Saturday, December 24, 2011

Regretting past entries?


I went back through and read some of the blog entries in September and August 2010 on my Travels and Rambles blog. (www.krumlovgirl.blogspot.com) I figured after tackling the Facebook timeline I’d give it a shot.

Of course, in doing so, I re-read some of the negative comments that came from Pete’s friends a couple of weeks after Toby’s funeral. They made me mad all over again but, oh well. The one that stuck with me, though, was one that a reader named Jodie left. She has checked out my blog from time to time and left the occasional comment although we have ever met. In one of the entries, though, she asked me not to focus on the negative, not to write anything else about the bad stuff that was going on, not to name drop, and to let go. (To be fair, she also lost a baby to SIDS.)

So, I’ve been thinking about that. She said that in time I would regret doing it.

Have I?

Yes and no. I don’t regret doing it, but I do regret not being more eloquent about it.

When someone loses a child you tend to hear about the positive ways that people around them act. You hear about friends coming over for vigils, people taking off work and helping out, and places of employment being understanding. You very, very rarely hear about the negative side.

Although people DID do those things in the beginning (and I wrote about them, too) the amount of negativity we got was unfathomable. From the very first day when I was asked to lie about Toby’s death and say it didn’t happen to a year later when hateful text messages continued, even when nothing was being written back I return, there was just so much negativity that it boggled the mind.

I wrote about these things and I am glad that I did. Although most people who keep SIDS blogs or grief blogs seem to have a ton of support, it just wasn’t there for us after the initial shock. I thought that there was something wrong with us. By reading other people’s accounts of their experiences I thought that we must be really terrible people that couldn’t inspire any kind of kindness.

After keeping the blog for awhile, though, I found that I wasn’t the only one.

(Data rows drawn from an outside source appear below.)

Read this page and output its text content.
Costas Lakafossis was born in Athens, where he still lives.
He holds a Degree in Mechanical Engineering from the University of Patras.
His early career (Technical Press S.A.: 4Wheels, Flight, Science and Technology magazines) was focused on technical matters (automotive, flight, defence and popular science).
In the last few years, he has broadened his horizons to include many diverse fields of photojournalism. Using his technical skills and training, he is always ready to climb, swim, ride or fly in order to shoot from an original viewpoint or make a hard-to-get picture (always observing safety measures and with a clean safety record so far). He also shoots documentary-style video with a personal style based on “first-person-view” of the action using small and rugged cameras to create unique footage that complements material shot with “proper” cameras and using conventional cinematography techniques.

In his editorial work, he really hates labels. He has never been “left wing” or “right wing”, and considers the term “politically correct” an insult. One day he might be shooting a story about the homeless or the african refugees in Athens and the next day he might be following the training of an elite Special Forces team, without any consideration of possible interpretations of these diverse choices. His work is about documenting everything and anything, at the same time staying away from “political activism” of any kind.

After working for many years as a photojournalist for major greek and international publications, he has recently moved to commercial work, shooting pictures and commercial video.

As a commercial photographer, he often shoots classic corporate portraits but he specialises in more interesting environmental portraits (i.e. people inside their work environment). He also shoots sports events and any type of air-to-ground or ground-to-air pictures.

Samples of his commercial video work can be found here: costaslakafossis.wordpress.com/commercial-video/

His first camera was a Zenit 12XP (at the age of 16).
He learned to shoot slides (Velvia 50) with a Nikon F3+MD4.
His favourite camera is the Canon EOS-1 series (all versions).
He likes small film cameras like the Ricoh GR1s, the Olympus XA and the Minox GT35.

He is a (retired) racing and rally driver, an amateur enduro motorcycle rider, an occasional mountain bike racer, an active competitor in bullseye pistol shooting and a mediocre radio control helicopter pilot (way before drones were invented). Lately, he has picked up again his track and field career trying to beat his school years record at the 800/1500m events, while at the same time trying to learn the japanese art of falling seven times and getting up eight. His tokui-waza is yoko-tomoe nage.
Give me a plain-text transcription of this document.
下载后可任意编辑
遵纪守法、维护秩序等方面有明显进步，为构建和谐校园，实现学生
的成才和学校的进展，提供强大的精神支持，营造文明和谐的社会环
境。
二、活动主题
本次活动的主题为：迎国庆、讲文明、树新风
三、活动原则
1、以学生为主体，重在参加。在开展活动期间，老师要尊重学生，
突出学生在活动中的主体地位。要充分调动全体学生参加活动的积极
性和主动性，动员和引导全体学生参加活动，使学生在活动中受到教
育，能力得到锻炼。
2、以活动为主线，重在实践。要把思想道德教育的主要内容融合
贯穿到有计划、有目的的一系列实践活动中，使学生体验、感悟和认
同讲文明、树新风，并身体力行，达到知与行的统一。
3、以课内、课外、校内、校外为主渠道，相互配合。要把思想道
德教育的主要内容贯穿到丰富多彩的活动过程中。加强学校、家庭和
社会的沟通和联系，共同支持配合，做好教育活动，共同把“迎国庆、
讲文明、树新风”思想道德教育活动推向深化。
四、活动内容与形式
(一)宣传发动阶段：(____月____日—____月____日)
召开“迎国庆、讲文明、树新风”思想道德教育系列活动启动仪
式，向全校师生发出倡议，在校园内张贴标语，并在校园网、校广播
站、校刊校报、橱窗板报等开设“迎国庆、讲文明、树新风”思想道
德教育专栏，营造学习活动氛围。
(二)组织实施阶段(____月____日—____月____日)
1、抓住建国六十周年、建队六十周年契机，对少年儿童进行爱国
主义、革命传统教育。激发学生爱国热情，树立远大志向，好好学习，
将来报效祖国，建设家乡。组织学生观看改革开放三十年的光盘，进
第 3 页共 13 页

Emails started coming to me and little by little I made connections with other women who had lost babies and were also getting the negativity. In one instance, the woman actually changed her name because her in-laws were sending her death threats. She said that finding my blog had been a godsend because it let her know that she wasn’t alone.

I didn’t provoke any of the negative crap that got slung our way, but I did react to it. And in some cases I reacted publicly. (Especially when it was given to me publicly.) Actually, I only reacted to about half of it, although that might be hard to believe. Pete supported me very early on in doing this, however. When people he knew told him to tell me to stop (as though he had control over me) he told them that if it helped me then he supported me.

So I’m not sorry that I did it. The relationships that were damaged were already damaged before I said anything. They were damaged as soon as the people on the other side called us names, antagonized us, and attacked us. The cuts were made well before I fired back and they were untreatable. Whatever I said back in return might have made the situation worse but once the attacks had been made in the first place, there was never any going back. I mean, once someone tells you that you’ve murdered your child or that you’re messed up or that they hope you miscarry is it really the thing that you say back that ruins the relationship?

All my life I was taught to kind of sit back and take it. If someone is cruel to you then you complain to other people, but you keep them in your life and you don’t address it. If your boss treats you unfairly then you don’t leave, you stay until they make you leave for another reason. In middle school, I was bullied so badly that the principal actually called my mom and told her that he had been made aware of a group of boys that were going to try to rape me on my walk home from school. I never stood up for any of that. Maxi pads were stuck on my locker with fake blood, my new coat was cut up the back, deodorant was smeared all over my clothes while I was in gym class…

By the time Toby died, I was sick of it. I just wish I had been more eloquent in my speech.

I have since come across other blogs by fellow parents who are also having difficult times with people and not getting the support that you might expect from the loss of a child. If I had found those earlier (I couldn’t because, for the most part, the child had not passed away yet) I would have felt so much better knowing that I wasn’t alone.

No, in most instances I did not take the high road. I did fight back. And I’m not ashamed of anything that I have written since or anything I said. I leave it all up, the good and the ugly. It helped me. And maybe it’s helped someone else who’s out there alone, and feeling attacked, and trying to deal with the stupidity of those around them even more than they’re trying to deal with the loss of their child.